The quote you shared from the opening chapter, was so good, that I decided to add it to my Goodreads quotes, as believe it or not no-one else had used it already, and also to my own random quotes generator, over at Fiction Books.

Breaking down any problem into bite-sized chunks is always a good place to start, so I am guessing that much of what John says, is simply plain common sense.

Thanks for sharing and enjoy your weekend :)

Yvonne

Heather Fineisen said...

I love good books on writing and creativity. I'll add this to the list. Happy Reading!

Diane Coto said...

Wow. Talk about not wasting any time. You just get in there with your coffee in hand and start writing. :)
@dino0726 from 
FictionZeal - Impartial, Straightforward Fiction Book Reviews

Terra Hangen said...

This book sounds excellent; I write nonfiction books and always appreciate writing insights. I came here from your comment on my blog; nice to meet you.

Anne Bennett said...

When I am done with the two books about literature and writing I will look this one up. I have never taken a creative writing class, and I'm sure it shows! Ha!

Susanne said...

I sorta wanted those first few sentences to continue! This looks good.

Maria said...

I like the sound of this - great beginning advice. Thanks for visiting my Friday meme

Adriana Garcia said...

Ha! It's so funny that he did classes at FIU where I go to. What are the odds? Writing alludes me even though I love writing blogs. I think I would love to take a crack at it for fun but it seems like something creative and slightly insane people do which is probably why I love books and authors so much (;
Have fun reading!

Jacqueline Gum said...

Why haven't I heard of The Lie That Tells a Truth??? Loved the Ted Talk, too. But this looks like a winner for any writer. Thanks!
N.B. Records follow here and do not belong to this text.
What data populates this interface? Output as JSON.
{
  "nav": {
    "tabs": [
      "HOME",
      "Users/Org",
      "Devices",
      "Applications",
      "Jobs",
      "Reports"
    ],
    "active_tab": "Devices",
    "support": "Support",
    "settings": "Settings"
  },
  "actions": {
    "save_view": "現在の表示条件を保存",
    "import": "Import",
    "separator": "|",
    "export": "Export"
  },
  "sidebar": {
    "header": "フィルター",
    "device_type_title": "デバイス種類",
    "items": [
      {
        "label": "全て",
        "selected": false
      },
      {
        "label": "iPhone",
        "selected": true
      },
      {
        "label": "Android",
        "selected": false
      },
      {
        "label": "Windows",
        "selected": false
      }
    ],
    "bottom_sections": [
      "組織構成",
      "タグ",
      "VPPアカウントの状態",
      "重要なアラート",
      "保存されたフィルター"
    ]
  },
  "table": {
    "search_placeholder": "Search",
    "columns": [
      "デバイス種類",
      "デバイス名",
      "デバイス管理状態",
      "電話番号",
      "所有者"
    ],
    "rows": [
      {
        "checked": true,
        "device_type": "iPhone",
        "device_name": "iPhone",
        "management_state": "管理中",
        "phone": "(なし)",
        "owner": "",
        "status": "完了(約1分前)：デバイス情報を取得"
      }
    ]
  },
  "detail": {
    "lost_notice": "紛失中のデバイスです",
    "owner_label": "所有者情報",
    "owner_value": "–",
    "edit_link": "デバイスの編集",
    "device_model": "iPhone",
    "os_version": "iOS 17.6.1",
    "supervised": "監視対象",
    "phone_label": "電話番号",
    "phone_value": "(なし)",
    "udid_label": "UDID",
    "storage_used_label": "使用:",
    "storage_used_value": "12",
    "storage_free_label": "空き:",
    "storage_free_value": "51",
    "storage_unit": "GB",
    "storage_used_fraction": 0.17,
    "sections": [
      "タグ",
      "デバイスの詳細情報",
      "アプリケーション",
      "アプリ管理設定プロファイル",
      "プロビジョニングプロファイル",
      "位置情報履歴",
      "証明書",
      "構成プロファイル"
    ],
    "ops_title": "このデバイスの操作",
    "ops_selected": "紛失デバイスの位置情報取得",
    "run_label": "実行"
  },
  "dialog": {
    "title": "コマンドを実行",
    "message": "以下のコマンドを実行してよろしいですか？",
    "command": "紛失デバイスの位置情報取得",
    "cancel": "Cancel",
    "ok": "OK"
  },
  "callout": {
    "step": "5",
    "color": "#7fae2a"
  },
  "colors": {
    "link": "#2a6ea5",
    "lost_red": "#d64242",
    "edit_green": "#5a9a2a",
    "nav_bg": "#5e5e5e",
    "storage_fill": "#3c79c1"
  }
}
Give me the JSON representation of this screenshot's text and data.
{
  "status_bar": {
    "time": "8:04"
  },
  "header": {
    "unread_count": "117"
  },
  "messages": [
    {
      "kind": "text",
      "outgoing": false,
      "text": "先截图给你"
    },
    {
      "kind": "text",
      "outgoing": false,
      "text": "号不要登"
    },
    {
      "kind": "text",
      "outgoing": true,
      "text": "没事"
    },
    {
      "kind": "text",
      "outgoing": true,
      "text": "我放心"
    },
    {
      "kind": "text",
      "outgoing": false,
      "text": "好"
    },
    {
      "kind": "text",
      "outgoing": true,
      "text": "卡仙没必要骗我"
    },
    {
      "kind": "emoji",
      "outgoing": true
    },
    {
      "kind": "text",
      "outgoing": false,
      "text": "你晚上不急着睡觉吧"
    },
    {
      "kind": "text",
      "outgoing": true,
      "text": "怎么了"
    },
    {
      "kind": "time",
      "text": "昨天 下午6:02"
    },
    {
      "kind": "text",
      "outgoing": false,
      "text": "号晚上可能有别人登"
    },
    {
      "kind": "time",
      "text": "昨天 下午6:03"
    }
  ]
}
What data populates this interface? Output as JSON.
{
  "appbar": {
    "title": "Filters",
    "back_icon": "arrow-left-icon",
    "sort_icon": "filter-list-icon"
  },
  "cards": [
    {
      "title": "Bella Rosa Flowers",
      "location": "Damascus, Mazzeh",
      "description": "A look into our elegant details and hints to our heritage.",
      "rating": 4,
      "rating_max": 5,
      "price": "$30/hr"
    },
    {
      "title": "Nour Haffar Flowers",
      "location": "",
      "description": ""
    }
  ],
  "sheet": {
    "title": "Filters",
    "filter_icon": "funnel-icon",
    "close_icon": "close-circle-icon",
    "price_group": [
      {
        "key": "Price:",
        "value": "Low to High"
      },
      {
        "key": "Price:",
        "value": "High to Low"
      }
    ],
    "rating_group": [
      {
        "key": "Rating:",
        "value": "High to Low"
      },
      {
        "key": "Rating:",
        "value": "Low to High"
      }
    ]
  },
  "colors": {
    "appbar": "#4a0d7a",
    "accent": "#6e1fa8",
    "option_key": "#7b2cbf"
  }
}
Alicia AKernelofNonsense said...

Love the title for this one and it looks very informative. Happy weekend!

Kim Griffin said...

I think I'll look into this book. I'm trying to write a book, but seem to be stuck. Maybe this could help. Thanks for sharing! Thanks, also, for visiting my blog! Happy reading!

guiltless reader said...

I love the 56! It's so so true!

Kendra Allen said...

This was an interesting tidbit. I'm always looking for tips on how to improve my writing. Seems like an awesome book to help with that!

Lauren Stoolfire said...

Hmmm...I really like the sound of it! And the cover certainly stands out.